JE: What I have and will benefit from the most are the resources, support, and sense of community. I went to the annual meeting this past year and felt like I really belonged as part of that group. AONN+ has a strong focus on education and quality of care, as well as communicating the importance of certification and job definition. Developing and maintaining standards is very important for the field as a whole. Those are benefits that the organization provides not just to its members, but also to hiring organizations or the medical care community so that there are standards for nursing and navigation jobs. That makes it easier for more roles to be developed and for more people to be hired into those positions.
Q: How did you feel when you learned that you were nominated for the ONE Award? How did you feel when you won?
JE: Everybody has good days and not-so-great days, and the day I found out about the nomination, it had started off as one of those days that was a little too busy and a little too sad, and I could tell that it was going to be a harder day to get through.
When the e-mail notification came about the nomination, though, all of that just vanished. I read the e-mail a couple of times and realized what it meant. I had not been aware that I was being nominated, so it was a complete surprise. It felt very good that even as challenging as it gets, people really do appreciate your work. It was a nice reminder that day, and on many days since, that what I do is important and helpful to others. Reading the descriptions of the other nominees also made me think that this is a group of wonderful nurses, and I was so happy to be considered part of that group.

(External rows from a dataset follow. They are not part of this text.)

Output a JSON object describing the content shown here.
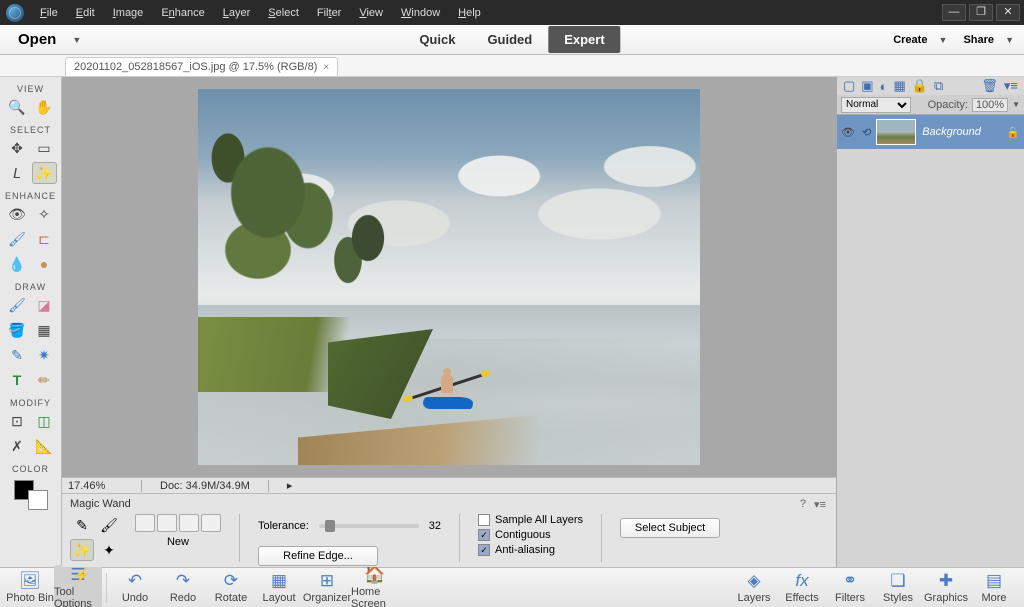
{
  "menu": {
    "file": "File",
    "edit": "Edit",
    "image": "Image",
    "enhance": "Enhance",
    "layer": "Layer",
    "select": "Select",
    "filter": "Filter",
    "view": "View",
    "window": "Window",
    "help": "Help"
  },
  "modebar": {
    "open": "Open",
    "quick": "Quick",
    "guided": "Guided",
    "expert": "Expert",
    "create": "Create",
    "share": "Share"
  },
  "doc_tab": "20201102_052818567_iOS.jpg @ 17.5% (RGB/8)",
  "toolbar": {
    "view": "VIEW",
    "select": "SELECT",
    "enhance": "ENHANCE",
    "draw": "DRAW",
    "modify": "MODIFY",
    "color": "COLOR"
  },
  "status": {
    "zoom": "17.46%",
    "doc": "Doc: 34.9M/34.9M"
  },
  "options": {
    "title": "Magic Wand",
    "new": "New",
    "tolerance_label": "Tolerance:",
    "tolerance_value": "32",
    "refine": "Refine Edge...",
    "sample_all": "Sample All Layers",
    "contiguous": "Contiguous",
    "antialias": "Anti-aliasing",
    "select_subject": "Select Subject"
  },
  "layers": {
    "mode": "Normal",
    "opacity_label": "Opacity:",
    "opacity_value": "100%",
    "background": "Background"
  },
  "taskbar": {
    "photo_bin": "Photo Bin",
    "tool_options": "Tool Options",
    "undo": "Undo",
    "redo": "Redo",
    "rotate": "Rotate",
    "layout": "Layout",
    "organizer": "Organizer",
    "home": "Home Screen",
    "layers": "Layers",
    "effects": "Effects",
    "filters": "Filters",
    "styles": "Styles",
    "graphics": "Graphics",
    "more": "More"
  }
}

At the meeting, when the number of members was described, the impact of how many people who were part of the organization, and, therefore, how many received the e-mail with our pictures and brief biographies really hit me as I was sitting in the audience. I actually felt a little shy at that moment as well as excited that I and my work had been considered by so many. When my name was announced, I said a silent thank you, meant especially to those who sent in the nomination, to all the other nurses who were nominated for their work, and to those who had voted. I was very proud and excited as I walked to the stage to accept the award.

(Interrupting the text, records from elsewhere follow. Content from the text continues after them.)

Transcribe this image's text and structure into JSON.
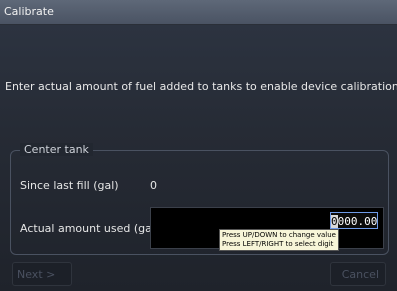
{
  "window": {
    "title": "Calibrate"
  },
  "instruction": "Enter actual amount of fuel added to tanks to enable device calibration.",
  "tank_group": {
    "legend": "Center tank",
    "since_last_fill_label": "Since last fill (gal)",
    "since_last_fill_value": "0",
    "actual_used_label": "Actual amount used (gal)",
    "actual_used_selected_digit": "0",
    "actual_used_rest": "000.00"
  },
  "tooltip": {
    "line1": "Press UP/DOWN to change value",
    "line2": "Press LEFT/RIGHT to select digit"
  },
  "buttons": {
    "next": "Next >",
    "cancel": "Cancel"
  },
  "colors": {
    "title_bar": "#5e6878",
    "input_focus_border": "#6f9be8",
    "tooltip_bg": "#f7f5d8"
  }
}
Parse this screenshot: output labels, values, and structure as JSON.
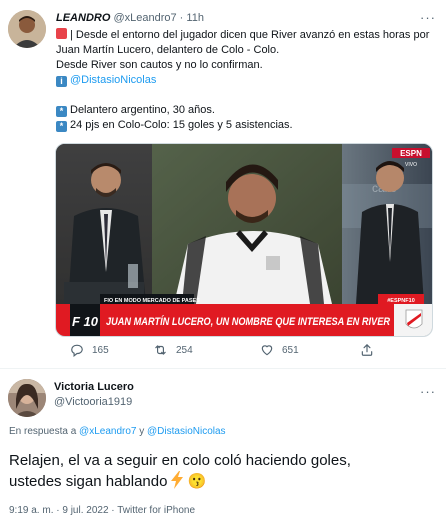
{
  "tweet1": {
    "author_name": "LEANDRO",
    "author_handle": "@xLeandro7",
    "separator": "·",
    "time": "11h",
    "line1": "| Desde el entorno del jugador dicen que River avanzó en estas horas por",
    "line2": "Juan Martín Lucero, delantero de Colo - Colo.",
    "line3": "Desde River son cautos y no lo confirman.",
    "mention_line": "@DistasioNicolas",
    "fact1": "Delantero argentino, 30 años.",
    "fact2": "24 pjs en Colo-Colo: 15 goles y 5 asistencias.",
    "media": {
      "channel_logo": "ESPN",
      "channel_tag": "VIVO",
      "ticker_top": "FIO EN MODO MERCADO DE PASES",
      "ticker_tag": "#ESPNF10",
      "program_logo": "F 10",
      "headline": "JUAN MARTÍN LUCERO, UN NOMBRE QUE INTERESA EN RIVER"
    },
    "replies": "165",
    "retweets": "254",
    "likes": "651"
  },
  "tweet2": {
    "author_name": "Victoria Lucero",
    "author_handle": "@Victooria1919",
    "reply_prefix": "En respuesta a",
    "reply_mention1": "@xLeandro7",
    "reply_conj": "y",
    "reply_mention2": "@DistasioNicolas",
    "text_line1": "Relajen, el va a seguir en colo coló haciendo goles,",
    "text_line2": "ustedes sigan hablando",
    "emoji_end": "😗",
    "timestamp": "9:19 a. m. · 9 jul. 2022 · Twitter for iPhone"
  },
  "colors": {
    "accent": "#1d9bf0",
    "muted": "#536471",
    "ticker_red": "#e01a22"
  },
  "icons": [
    "alarm-emoji-icon",
    "info-emoji-icon",
    "asterisk-emoji-icon",
    "reply-icon",
    "retweet-icon",
    "like-icon",
    "share-icon",
    "more-icon",
    "lightning-emoji-icon"
  ]
}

Q: What advice can you give to other nurses, nurse navigators, or nurse practitioners, especially those who are just starting out?

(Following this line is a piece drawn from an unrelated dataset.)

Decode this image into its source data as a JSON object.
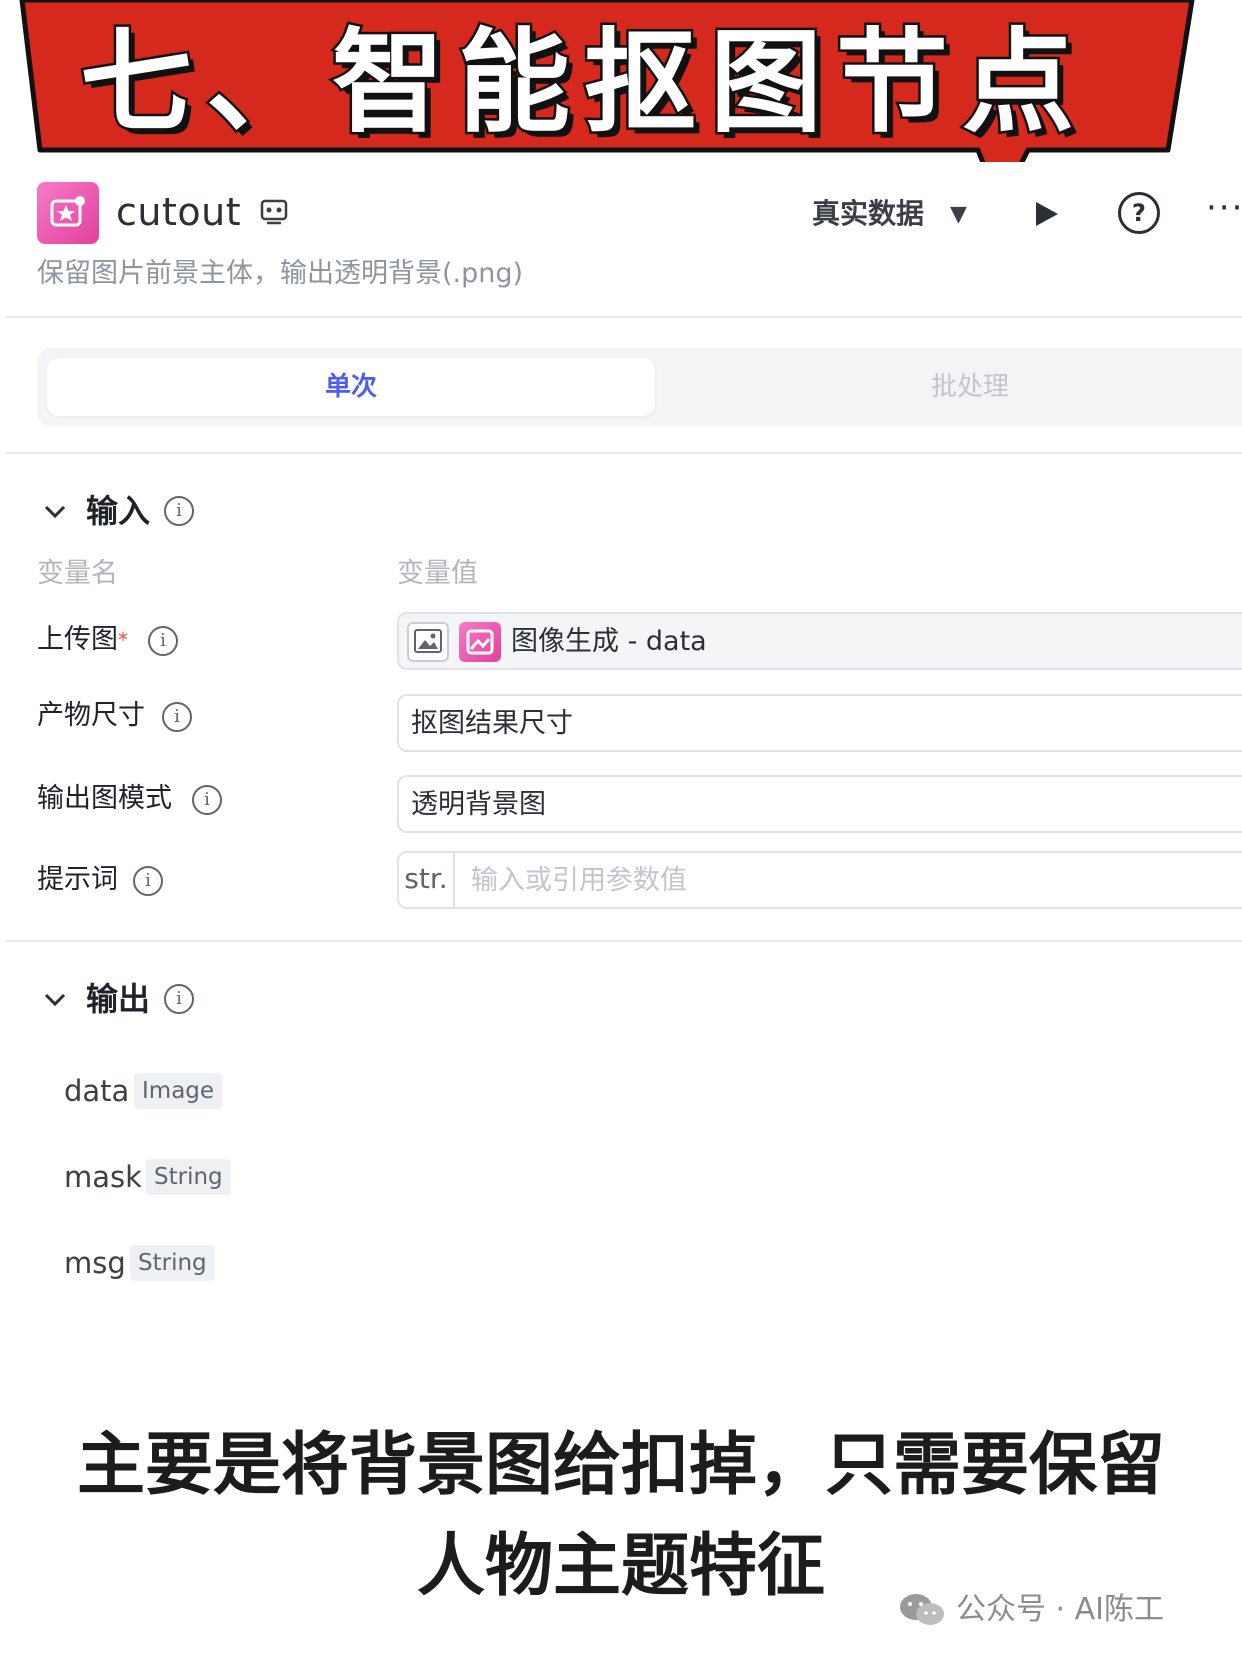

JE: My best advice is to find someone who can be a mentor for professional development. Also, never stop learning how to be better as a nurse, as a navigator, as a nurse practitioner, or how to be your best self. Other advice that I would give, as it has served me well, is to always help each other and find ways to share your knowledge and resources. Be kind to your patients and to those who you work with. Be persistent, be creative, and be open to opportunities, because you never know what is going to come up next. Be professional and responsible, and try to become as knowledgeable as you can about your content material and about your field. Pursue education and pursue any certification that you think might be helpful.
Q: Is there anything else you would like to mention that we have not discussed?
JE: I am so very appreciative of being selected for this award, and very much thank AONN+ and the members of the organization for their overall recognition and promotion of quality nursing and improving patient care. I offer my gratitude also to the people who nominated me and to all those who I am fortunate to work with who support me in all the different ways that allow me to keep doing what I do. I also want to thank the award sponsors* for making this possible and for helping to bring such a wonderful group of people together at the annual meeting.
*ONE Award sponsors include Bristol-Myers Squibb, Celgene, Eisai, Genentech: A Member of the Roche Group, Helsinn, Lilly, Pfizer Oncology, Takeda Oncology, and Teva Oncology.